Great music can bring about many emotions – joy, reflection, melancholy, fear. Composers, like many artists, have always been fascinated with the subjects of death and the supernatural. Below are 5 creepy classical music pieces sure to get you in the Halloween spirit.

    1. Johann Sebastian Bach: Toccata and Fugue in D Minor
      One of the most famous pieces associated with Halloween, villains and classic horror films like The Black Cat, Dr. Jekyll and Mr. Hyde and even in Dr. Who. This organ composition fits in with a spooky atmosphere as it seems to warn curious onlookers about creaking boards and ghosts.

 

    1. Hector Berlioz: Symphonie Fantastique
      Berlioz uses a range of orchestral effects to create the scene of a gathering of witches–violins using the backs of their bows to create bubbling cauldron sounds, the sound of a funeral bell and outbursts of musical laughter.

 

    1. Modest Mussorgsky: A Night on Bald Mountain
      Beginning life as a tone poem called St.
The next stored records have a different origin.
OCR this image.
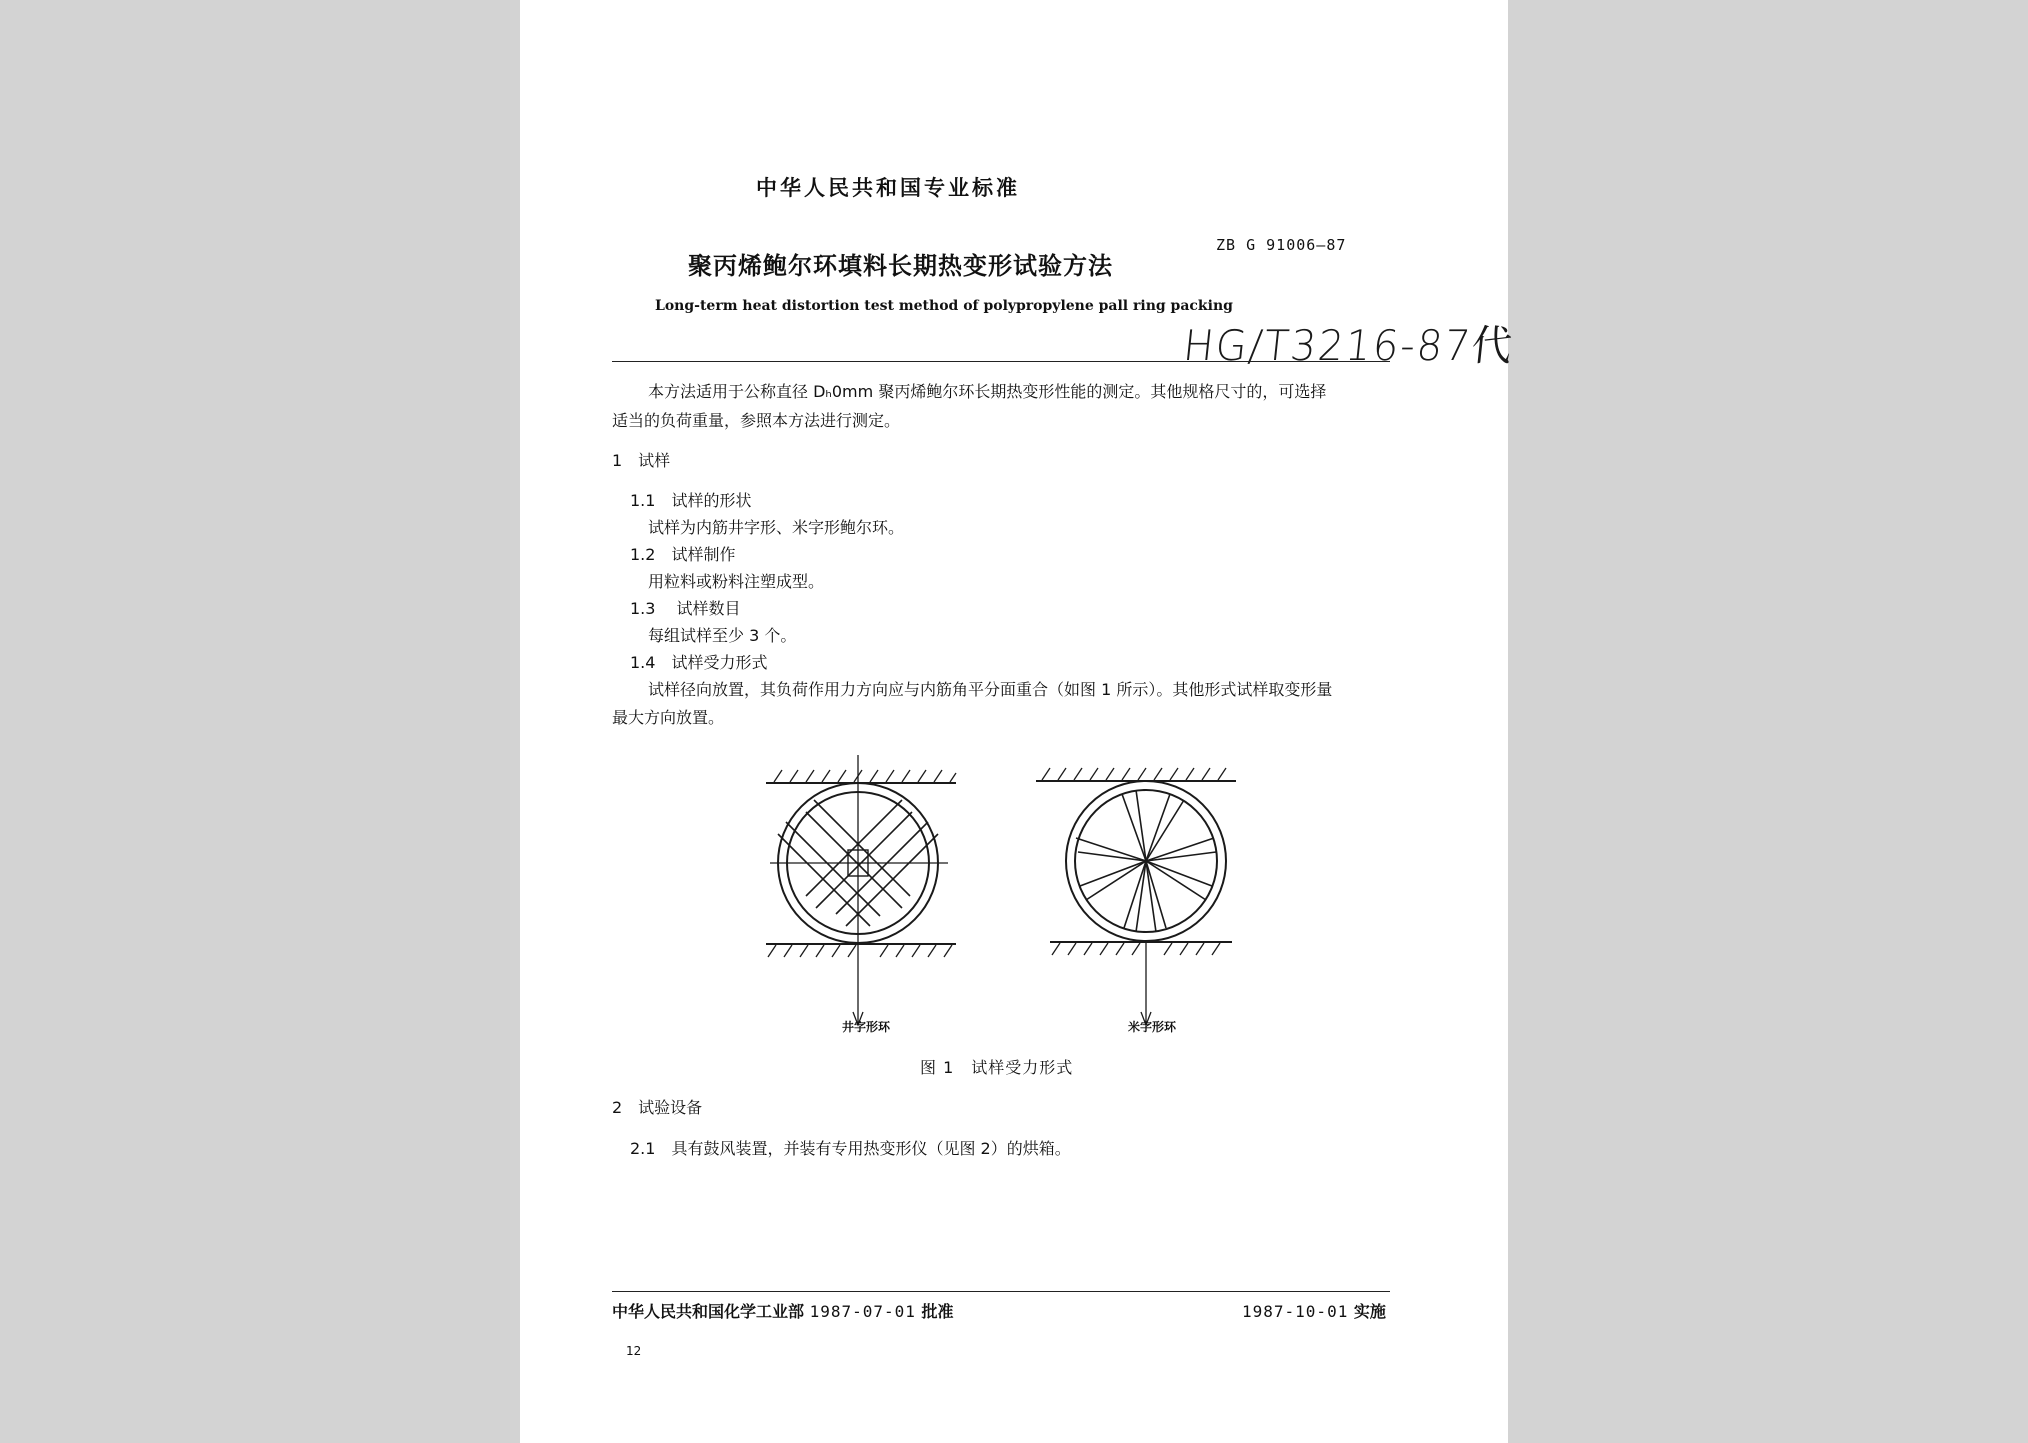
中华人民共和国专业标准
聚丙烯鲍尔环填料长期热变形试验方法
ZB G 91006—87
Long-term heat distortion test method of polypropylene pall ring packing
HG/T3216-87代
本方法适用于公称直径 Dₕ0mm 聚丙烯鲍尔环长期热变形性能的测定。其他规格尺寸的，可选择
适当的负荷重量，参照本方法进行测定。
1　试样
1.1　试样的形状
试样为内筋井字形、米字形鲍尔环。
1.2　试样制作
用粒料或粉料注塑成型。
1.3　 试样数目
每组试样至少 3 个。
1.4　试样受力形式
试样径向放置，其负荷作用力方向应与内筋角平分面重合（如图 1 所示）。其他形式试样取变形量
最大方向放置。
井字形环	米字形环
图 1　试样受力形式
2　试验设备
2.1　具有鼓风装置，并装有专用热变形仪（见图 2）的烘箱。
中华人民共和国化学工业部 1987-07-01 批准	1987-10-01 实施
12
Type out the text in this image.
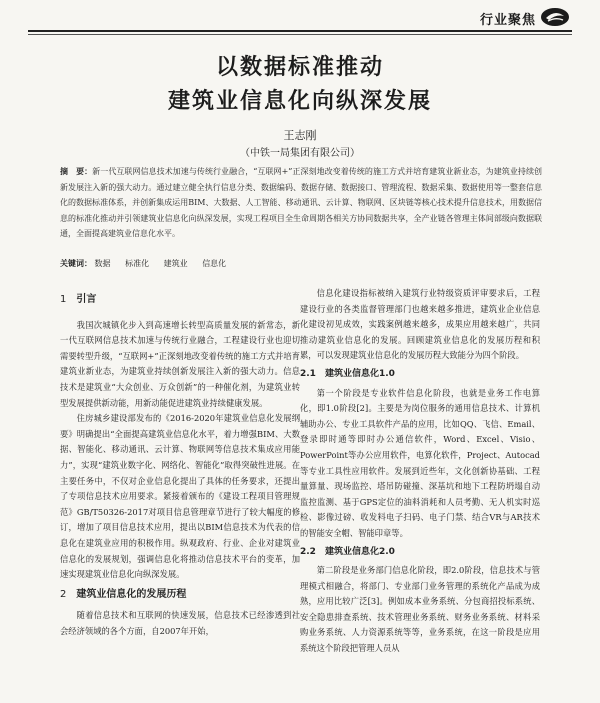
行业聚焦
以数据标准推动
建筑业信息化向纵深发展
王志刚
（中铁一局集团有限公司）
摘　要：新一代互联网信息技术加速与传统行业融合，“互联网+”正深刻地改变着传统的施工方式并培育建筑业新业态，为建筑业持续创新发展注入新的强大动力。通过建立健全执行信息分类、数据编码、数据存储、数据接口、管理流程、数据采集、数据使用等一整套信息化的数据标准体系，并创新集成运用BIM、大数据、人工智能、移动通讯、云计算、物联网、区块链等核心技术提升信息技术，用数据信息的标准化推动并引领建筑业信息化向纵深发展，实现工程项目全生命周期各相关方协同数据共享，全产业链各管理主体间部级向数据联通，全面提高建筑业信息化水平。
关键词： 数据 标准化 建筑业 信息化

1 引言

我国次城镇化步入到高速增长转型高质量发展的新常态，新一代互联网信息技术加速与传统行业融合，工程建设行业也迎切需要转型升级，“互联网+”正深刻地改变着传统的施工方式并培育建筑业新业态，为建筑业持续创新发展注入新的强大动力。信息技术是建筑业“大众创业、万众创新”的一种催化剂，为建筑业转型发展提供新动能，用新动能促进建筑业持续健康发展。

住房城乡建设部发布的《2016-2020年建筑业信息化发展纲要》明确提出“全面提高建筑业信息化水平，着力增强BIM、大数据、智能化、移动通讯、云计算、物联网等信息技术集成应用能力”，实现“建筑业数字化、网络化、智能化”取得突破性进展。在主要任务中，不仅对企业信息化提出了具体的任务要求，还提出了专项信息技术应用要求。紧接着颁布的《建设工程项目管理规范》GB/T50326-2017对项目信息管理章节进行了较大幅度的修订，增加了项目信息技术应用，提出以BIM信息技术为代表的信息化在建筑业应用的积极作用。纵观政府、行业、企业对建筑业信息化的发展规划，强调信息化将推动信息技术平台的变革，加速实现建筑业信息化向纵深发展。

2 建筑业信息化的发展历程

随着信息技术和互联网的快速发展，信息技术已经渗透到社会经济领域的各个方面，自2007年开始，

信息化建设指标被纳入建筑行业特级资质评审要求后，工程建设行业的各类监督管理部门也越来越多推进，建筑业企业信息化建设初见成效，实践案例越来越多，成果应用越来越广，共同推动建筑业信息化的发展。回顾建筑业信息化的发展历程和积累，可以发现建筑业信息化的发展历程大致能分为四个阶段。

2.1　建筑业信息化1.0

第一个阶段是专业软件信息化阶段，也就是业务工作电算化，即1.0阶段[2]。主要是为岗位服务的通用信息技术、计算机辅助办公、专业工具软件产品的应用，比如QQ、飞信、Email、登录即时通等即时办公通信软件，Word、Excel、Visio、PowerPoint等办公应用软件，电算化软件，Project、Autocad等专业工具性应用软件。发展到近些年，文化创新协基础、工程量算量、现场监控、塔吊防碰撞、深基坑和地下工程防坍塌自动监控监测、基于GPS定位的油料消耗和人员考勤、无人机实时巡检、影像过磅、收发料电子扫码、电子门禁、结合VR与AR技术的智能安全帽、智能印章等。

2.2　建筑业信息化2.0

第二阶段是业务部门信息化阶段，即2.0阶段，信息技术与管理模式相融合，将部门、专业部门业务管理的系统化产品成为成熟，应用比较广泛[3]。例如成本业务系统、分包商招投标系统、安全隐患排查系统、技术管理业务系统、财务业务系统、材料采购业务系统、人力资源系统等等，业务系统，在这一阶段是应用系统这个阶段把管理人员从
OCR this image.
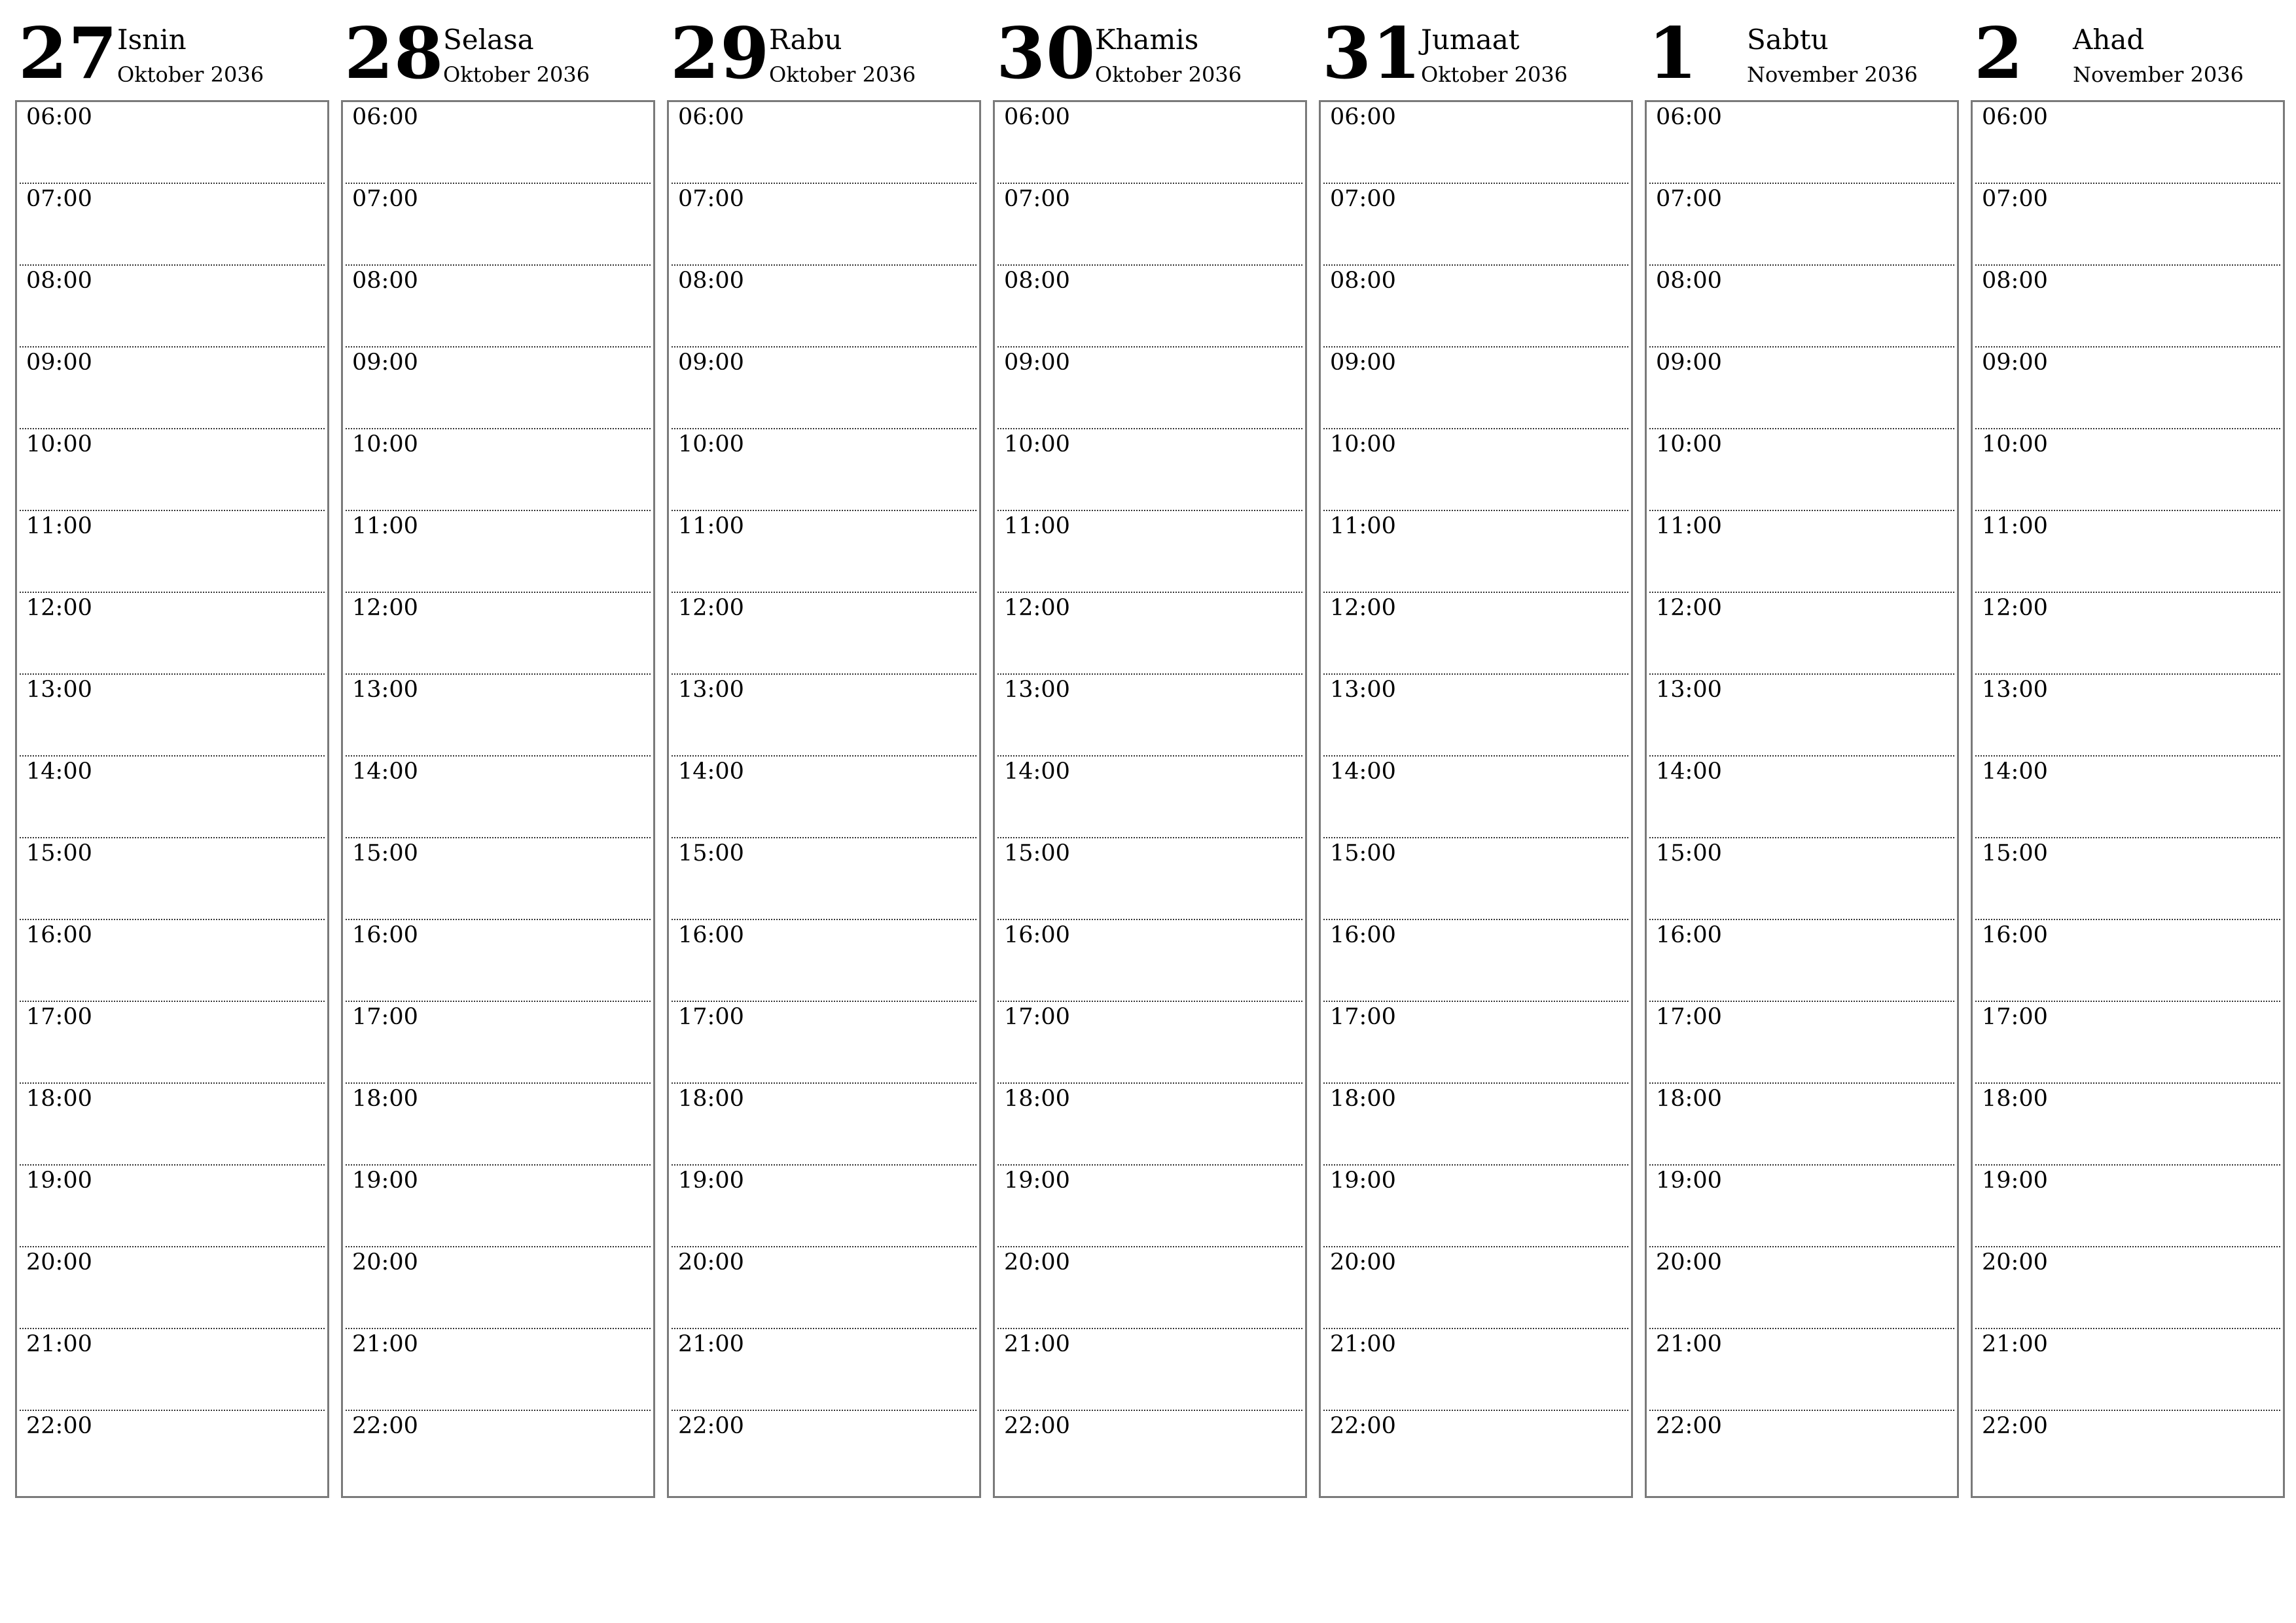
27
Isnin
Oktober 2036
06:00
07:00
08:00
09:00
10:00
11:00
12:00
13:00
14:00
15:00
16:00
17:00
18:00
19:00
20:00
21:00
22:00
28
Selasa
Oktober 2036
06:00
07:00
08:00
09:00
10:00
11:00
12:00
13:00
14:00
15:00
16:00
17:00
18:00
19:00
20:00
21:00
22:00
29
Rabu
Oktober 2036
06:00
07:00
08:00
09:00
10:00
11:00
12:00
13:00
14:00
15:00
16:00
17:00
18:00
19:00
20:00
21:00
22:00
30
Khamis
Oktober 2036
06:00
07:00
08:00
09:00
10:00
11:00
12:00
13:00
14:00
15:00
16:00
17:00
18:00
19:00
20:00
21:00
22:00
31
Jumaat
Oktober 2036
06:00
07:00
08:00
09:00
10:00
11:00
12:00
13:00
14:00
15:00
16:00
17:00
18:00
19:00
20:00
21:00
22:00
1 Sabtu
November 2036
06:00
07:00
08:00
09:00
10:00
11:00
12:00
13:00
14:00
15:00
16:00
17:00
18:00
19:00
20:00
21:00
22:00
2 Ahad
November 2036
06:00
07:00
08:00
09:00
10:00
11:00
12:00
13:00
14:00
15:00
16:00
17:00
18:00
19:00
20:00
21:00
22:00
John’s Night on the Bare Mountain, Mussorgsky’s most famous work was made more famous by its revision from Rimsky-Korsakov, and then its inclusion on the big screen. The image of brooding, winged ghouls wreaking havoc on a mountain village under cover of night has terrified generations of young children in Walt Disney’s Fantasia.

 

    1. Saint-Saëns: Danse Macabre
      As the title suggests, this dark little dance has everything required to be included in a list of creepy compositions. It’s name, Danse Macabre, means “dance of death.” The piece tells the story of Death (a violinist, naturally) who made the dead rise from their graves on Halloween to dance to his sinister tune.

 

  1. Heinrich August Marschner: Der Vampyr
    The vampires in film and teen novels today have nothing on the 19th-century European variety. This 1828 opera, which had some popularity in its time, is a story about Lord Ruthven, a vampire causing havoc in England. Marschner’s sinister chromatic writing and chorus of witches and ghosts is enough to put Twilight to shame.